# Dell Optiplex 3020 SFF motherboard to be connected to Silverstone case SG08



## tomasvanderkars (Jan 30, 2012)

Hi all,



Recently I have bought a motherboard which comes from Optiplex 3020 SFF. I also bought a case of Silverstone SG08 model which both I would like to connect together. There is 5 pin POWER_SW and 11pin FRONT_HDD_LED connection on the motherboard and I have 6 + 2 optional cables I need to connect (pictures attached) to Dell 3020 SFF motherboard.

white POWER LED+
green POWER LED-
white and blue POWER SW
white and orange H.D.D. LED
(optional I guess) white and grey RESET SW

Now the question remains which cable belongs to which pin?
I have contacted both Customer Services of Silverstone and Dell and the former one is referring me to Dell, Dell from the other hand won’t talk to me without a service tag which is nowhere to be located as I bought the motherboard separately. I have browsed many forums and technical websites but so far nobody was able to provide me with solution and detailed technical documentation on the motherboard model is nowhere to be found. As a last resort I am approaching Techsupportforum about my query.


Many thanks in advance,
Tomas


----------



## Superion (Oct 3, 2014)

This sort of thing should be universal. Go ahead and try installing from the picture. If it ends up not being right it won't ruin your connections. I didn't see a system panel connector section in your motherboard's User Guide. Update when you can.


----------



## tomasvanderkars (Jan 30, 2012)

HI there Superion,
Many thanks for your respone
Let me make sure that we are on the same page. On your picture there is a 12 pin socket - while my Dell 3020 motherboard has 2 sockets. 
First one is: 

. .
. . 
. x
PWR_SW 
and the 2nd one:

. . . . . .
. x. . . .
FRONT_HDD_LED

Like on the picture attached below.
Now on the picture that you have provided there is a 12pin socket - which is not located on my Dell 3020 motherboard Small Form Factor. Please have a look at the picture below and let me know if I am catching up quickly enough here, many thanks.


----------



## tomasvanderkars (Jan 30, 2012)

Here comes the picture:


----------



## Fjandr (Sep 26, 2012)

Front panel headers are not standardized unless you're talking about SSI server motherboards. Even between model lines from the same OEM there can be significant differences.

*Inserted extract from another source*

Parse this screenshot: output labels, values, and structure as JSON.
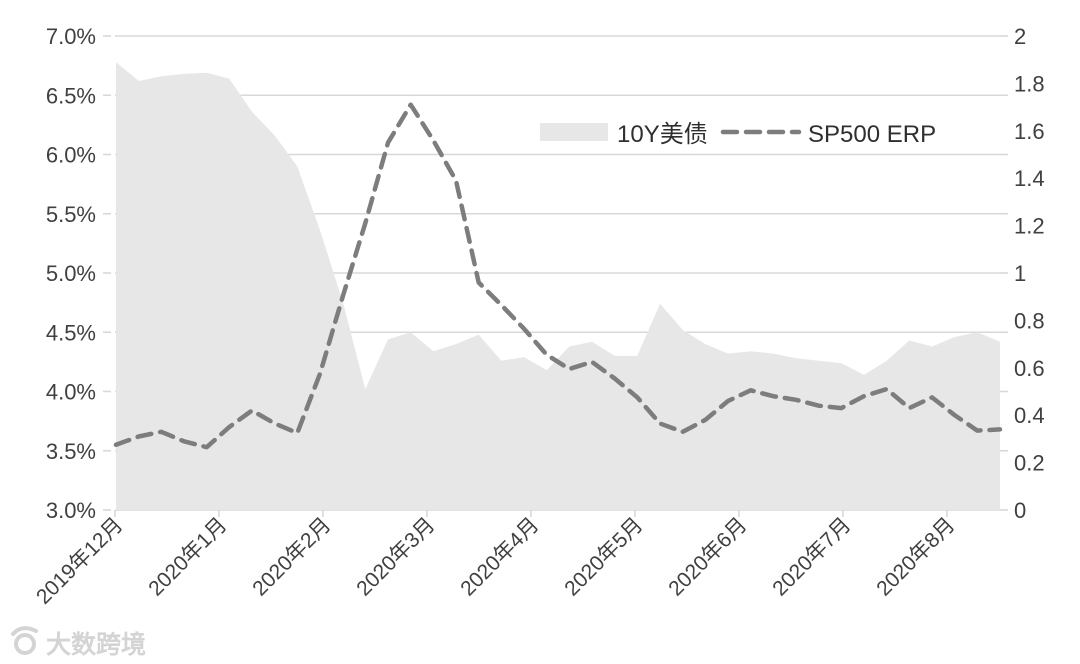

Am I correct in that you have the two original Dell cables that connect to those two headers? If that's the case, all you need is a multimeter to figure out which pins do what. I pulled up a picture of the Dell power cable, and it looks like it may require deconstruction to take continuity measurements though.

All you need to do is check electrical continuity between the cable ends and the terminals on the power switch and LEDs on the original cable. The same goes for the HDD LED cable (and whatever other things are attached to that one).


----------



## Superion (Oct 3, 2014)

As I was reading further into this, I noticed the connectors he already has, *in picture one*, are the default connectors. I'm posting a picture below, according to his Motherboard User Guide, # 9 is already his HDD LED connector and # 10 is already his Power Switch connector. So, my question is why try to install multiple Power Switch cables and HDD LED cables. These connectors don't seem to be a part of the OEM. My question is what makes you want to install these extra cables?​


----------



## Superion (Oct 3, 2014)

I took the best picture I could of your User Guide. This picture is showing how to take apart your motherboard in steps. As you can see in this picture there are no cables of that which you want to install, confirming they aren't OEM. Unless you come across an experienced tech who just happens to have experiemented on this such an ocassion, I doubt you get much help from any forum posters.


----------



## Fjandr (Sep 26, 2012)

The purpose of this thread is to determine how to properly connect the motherboard front panel controls to a non-OEM case. As mentioned earlier, all that is needed to determine the pinout is a set of the OEM cables and a multimeter (actually, any type of electrical continuity tester will work).


----------



## Superion (Oct 3, 2014)

My aplogies, I'm use to typing what is actually going through my head. As sometimes it helps users understand where i'm coming from and to understand why im saying what i'm describing. You never know what actual question the poster is asking( or it is a wise strategy to think this way). If the question is for certain answered by now please mark this thread as solved.


----------



## Fjandr (Sep 26, 2012)

I don't know if this has resolved the OP's issue, as they have not yet responded.


----------



## tomasvanderkars (Jan 30, 2012)

Hi Guys,
Many thanks for you support.
So far I have figured out that all is needed here is a set of the OEM cables and a electrical continuity tester. Sounds quite straightforward but not for a person who never hold such a device in his hands. Lets presume that I am going to get one of those and educate myself on how to use it but if you have enough patience to give me few tips where would be the best place to start and what steps should I follow to do it right - would be great.


----------



## gcavan (Aug 13, 2009)

The first step I recommend is for you to rethink your plans. Many OE motherboards do not lend themselves to be refit into aftermarket cases, and this board in particular will be especially problematic. You are going to face issues such as this at nearly every step of assembly. The Dell board also uses non-ATX connectors for power, fans and the intrusion switch. 

The Optiplex 3020 SFF owner's manual be of some help to you.


----------